Unfortunately I have tested this and it's not a complete fix.

With released csvkit: [bklaas@bklaas csvkit]$ csvcut -c variable,label,rec usa_variables.csv | csvstat must be str, not bytes

With git clone checkout that includes the fix: (csvkit)[bklaas@bklaas csvkit]$ csvcut -c variable,label,rec usa_variables.csv | csvstat 'str' does not support the buffer interface

I can run csvcut in the released csvkit without the pipe to csvstat.
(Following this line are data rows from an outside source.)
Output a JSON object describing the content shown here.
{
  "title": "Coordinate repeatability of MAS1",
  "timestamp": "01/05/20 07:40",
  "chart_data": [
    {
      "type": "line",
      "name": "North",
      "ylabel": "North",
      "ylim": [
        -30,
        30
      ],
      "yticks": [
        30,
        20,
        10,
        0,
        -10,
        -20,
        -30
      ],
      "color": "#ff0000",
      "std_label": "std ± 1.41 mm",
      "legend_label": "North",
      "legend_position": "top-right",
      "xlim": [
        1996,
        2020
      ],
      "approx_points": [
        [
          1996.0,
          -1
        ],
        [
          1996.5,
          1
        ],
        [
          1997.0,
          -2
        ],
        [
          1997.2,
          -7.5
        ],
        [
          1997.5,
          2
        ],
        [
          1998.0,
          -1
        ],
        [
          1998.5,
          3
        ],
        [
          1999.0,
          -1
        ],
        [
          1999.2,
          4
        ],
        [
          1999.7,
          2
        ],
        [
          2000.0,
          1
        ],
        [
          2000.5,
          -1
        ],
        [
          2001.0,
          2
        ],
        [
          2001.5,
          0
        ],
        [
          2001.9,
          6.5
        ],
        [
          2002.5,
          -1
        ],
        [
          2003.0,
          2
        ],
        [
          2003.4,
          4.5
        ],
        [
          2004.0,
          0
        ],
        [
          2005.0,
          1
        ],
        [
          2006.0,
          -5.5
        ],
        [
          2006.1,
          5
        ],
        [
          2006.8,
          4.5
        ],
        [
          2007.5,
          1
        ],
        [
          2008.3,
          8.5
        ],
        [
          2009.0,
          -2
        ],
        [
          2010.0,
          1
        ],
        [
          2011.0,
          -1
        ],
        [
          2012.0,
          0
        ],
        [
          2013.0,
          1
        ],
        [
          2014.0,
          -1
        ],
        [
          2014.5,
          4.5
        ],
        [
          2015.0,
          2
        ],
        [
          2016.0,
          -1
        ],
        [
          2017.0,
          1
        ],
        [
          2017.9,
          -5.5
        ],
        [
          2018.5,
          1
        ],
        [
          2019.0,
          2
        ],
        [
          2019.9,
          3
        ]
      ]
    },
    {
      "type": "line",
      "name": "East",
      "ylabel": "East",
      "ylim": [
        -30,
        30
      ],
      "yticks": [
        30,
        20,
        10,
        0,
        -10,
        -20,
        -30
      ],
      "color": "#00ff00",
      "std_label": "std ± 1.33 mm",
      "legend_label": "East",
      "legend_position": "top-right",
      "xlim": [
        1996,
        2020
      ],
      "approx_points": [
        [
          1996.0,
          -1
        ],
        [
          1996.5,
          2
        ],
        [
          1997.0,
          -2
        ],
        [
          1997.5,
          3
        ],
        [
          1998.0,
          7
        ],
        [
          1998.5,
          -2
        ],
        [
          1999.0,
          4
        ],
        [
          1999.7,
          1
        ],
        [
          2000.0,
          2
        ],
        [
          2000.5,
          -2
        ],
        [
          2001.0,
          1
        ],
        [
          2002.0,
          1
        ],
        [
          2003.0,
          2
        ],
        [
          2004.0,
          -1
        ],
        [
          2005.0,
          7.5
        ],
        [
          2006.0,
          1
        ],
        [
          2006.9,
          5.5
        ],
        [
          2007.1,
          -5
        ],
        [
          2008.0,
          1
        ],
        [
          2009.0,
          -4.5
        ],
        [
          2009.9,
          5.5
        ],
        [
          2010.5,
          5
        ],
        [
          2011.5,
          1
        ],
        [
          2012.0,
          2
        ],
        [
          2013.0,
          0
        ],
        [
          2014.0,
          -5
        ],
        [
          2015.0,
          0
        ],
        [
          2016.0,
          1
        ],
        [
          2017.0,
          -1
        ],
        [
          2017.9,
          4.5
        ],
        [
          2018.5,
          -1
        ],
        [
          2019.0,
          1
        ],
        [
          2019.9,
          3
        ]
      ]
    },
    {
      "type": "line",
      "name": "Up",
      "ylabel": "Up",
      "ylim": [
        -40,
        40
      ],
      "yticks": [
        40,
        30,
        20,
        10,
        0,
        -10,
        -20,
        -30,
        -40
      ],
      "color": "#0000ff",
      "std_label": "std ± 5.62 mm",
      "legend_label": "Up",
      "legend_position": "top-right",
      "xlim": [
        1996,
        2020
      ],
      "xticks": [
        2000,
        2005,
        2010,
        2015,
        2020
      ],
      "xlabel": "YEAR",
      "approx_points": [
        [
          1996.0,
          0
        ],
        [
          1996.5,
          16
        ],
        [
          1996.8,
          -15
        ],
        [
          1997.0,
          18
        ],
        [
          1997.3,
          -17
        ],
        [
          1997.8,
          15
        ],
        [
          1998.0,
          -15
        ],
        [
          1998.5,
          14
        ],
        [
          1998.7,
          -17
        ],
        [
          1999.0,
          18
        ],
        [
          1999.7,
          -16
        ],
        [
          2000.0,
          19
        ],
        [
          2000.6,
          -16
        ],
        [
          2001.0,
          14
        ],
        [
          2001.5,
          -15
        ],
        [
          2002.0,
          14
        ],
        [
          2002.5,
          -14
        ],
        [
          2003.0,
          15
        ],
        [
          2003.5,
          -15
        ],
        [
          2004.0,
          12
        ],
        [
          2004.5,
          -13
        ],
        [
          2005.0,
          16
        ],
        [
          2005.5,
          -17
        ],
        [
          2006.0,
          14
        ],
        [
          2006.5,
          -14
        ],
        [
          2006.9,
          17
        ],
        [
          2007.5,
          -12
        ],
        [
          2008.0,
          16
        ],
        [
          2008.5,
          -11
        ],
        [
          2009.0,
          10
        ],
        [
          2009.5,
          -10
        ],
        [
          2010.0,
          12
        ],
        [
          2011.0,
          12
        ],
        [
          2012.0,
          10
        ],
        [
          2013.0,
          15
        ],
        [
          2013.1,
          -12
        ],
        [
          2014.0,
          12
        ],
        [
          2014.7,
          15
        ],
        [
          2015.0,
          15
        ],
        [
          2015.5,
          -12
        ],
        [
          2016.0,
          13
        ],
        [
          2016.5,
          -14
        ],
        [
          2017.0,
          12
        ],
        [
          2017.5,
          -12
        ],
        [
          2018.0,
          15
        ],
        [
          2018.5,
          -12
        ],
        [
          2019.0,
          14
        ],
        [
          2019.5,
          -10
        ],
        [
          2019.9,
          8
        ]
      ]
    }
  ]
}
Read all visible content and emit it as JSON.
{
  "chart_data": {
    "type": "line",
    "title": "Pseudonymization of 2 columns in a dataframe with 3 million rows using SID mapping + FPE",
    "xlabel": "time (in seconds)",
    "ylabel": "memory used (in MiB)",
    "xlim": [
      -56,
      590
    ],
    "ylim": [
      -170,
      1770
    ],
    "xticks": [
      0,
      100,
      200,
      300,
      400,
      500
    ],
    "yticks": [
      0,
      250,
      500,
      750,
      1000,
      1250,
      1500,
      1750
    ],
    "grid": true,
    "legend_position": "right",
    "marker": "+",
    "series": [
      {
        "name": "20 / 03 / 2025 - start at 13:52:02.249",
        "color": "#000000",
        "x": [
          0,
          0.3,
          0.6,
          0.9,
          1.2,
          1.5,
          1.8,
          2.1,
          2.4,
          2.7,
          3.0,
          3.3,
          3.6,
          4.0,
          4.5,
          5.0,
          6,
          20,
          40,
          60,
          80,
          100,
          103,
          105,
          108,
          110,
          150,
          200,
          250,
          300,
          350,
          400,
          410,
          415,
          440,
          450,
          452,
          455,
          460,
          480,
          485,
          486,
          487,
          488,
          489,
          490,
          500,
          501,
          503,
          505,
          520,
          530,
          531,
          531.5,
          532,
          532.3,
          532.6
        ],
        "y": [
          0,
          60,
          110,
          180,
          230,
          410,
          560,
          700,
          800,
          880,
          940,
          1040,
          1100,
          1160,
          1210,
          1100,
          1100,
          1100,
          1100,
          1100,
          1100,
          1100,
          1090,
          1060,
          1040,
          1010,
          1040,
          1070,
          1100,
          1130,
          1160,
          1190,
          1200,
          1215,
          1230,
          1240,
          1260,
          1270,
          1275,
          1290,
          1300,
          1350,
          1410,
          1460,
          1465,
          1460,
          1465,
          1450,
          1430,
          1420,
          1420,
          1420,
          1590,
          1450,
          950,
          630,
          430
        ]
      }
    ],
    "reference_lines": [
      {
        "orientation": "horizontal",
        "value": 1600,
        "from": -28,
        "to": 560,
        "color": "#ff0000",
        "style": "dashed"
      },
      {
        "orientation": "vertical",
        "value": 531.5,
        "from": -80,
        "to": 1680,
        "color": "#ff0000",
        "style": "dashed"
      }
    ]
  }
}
In the github checkout, I can't run any csvkit commands at all without the "does not support the buffer interface" error.

I am on python 3.4.2.

bklaas commented 9 years ago

I setup a virtualenv for python 2.7 and I don't see the issue using it, so the remaining problem appears to be python 3.x-specific.

same command as last comment-- [bklaas@bklaas csvkit]$ csvcut -c variable,label,rec usa_variables.csv | csvstat

  1. variable <type 'unicode'> Nulls: False Unique values: 1310 Max length: 12
  2. label <type 'unicode'> Nulls: False Unique values: 1295 5 most frequent values: Flag for Vacancy: 2 Census year: 2 Record type: 2 Data set number: 2 Internal version of race from the PUMS: 2 Max length: 151
  3. rec <type 'unicode'> Nulls: False Values: H, P

Row count: 1310

onyxfish commented 9 years ago

Annnnnnd I broke the tests.

critmcdonald commented 9 years ago

I'm having this problem on Windows 8. On any file I can't use csvlook or csvstat without getting the "must be str, not bytes". I'm using Python 3.4.3

I was able to use csvsql command which surprised me, but pleasantly so.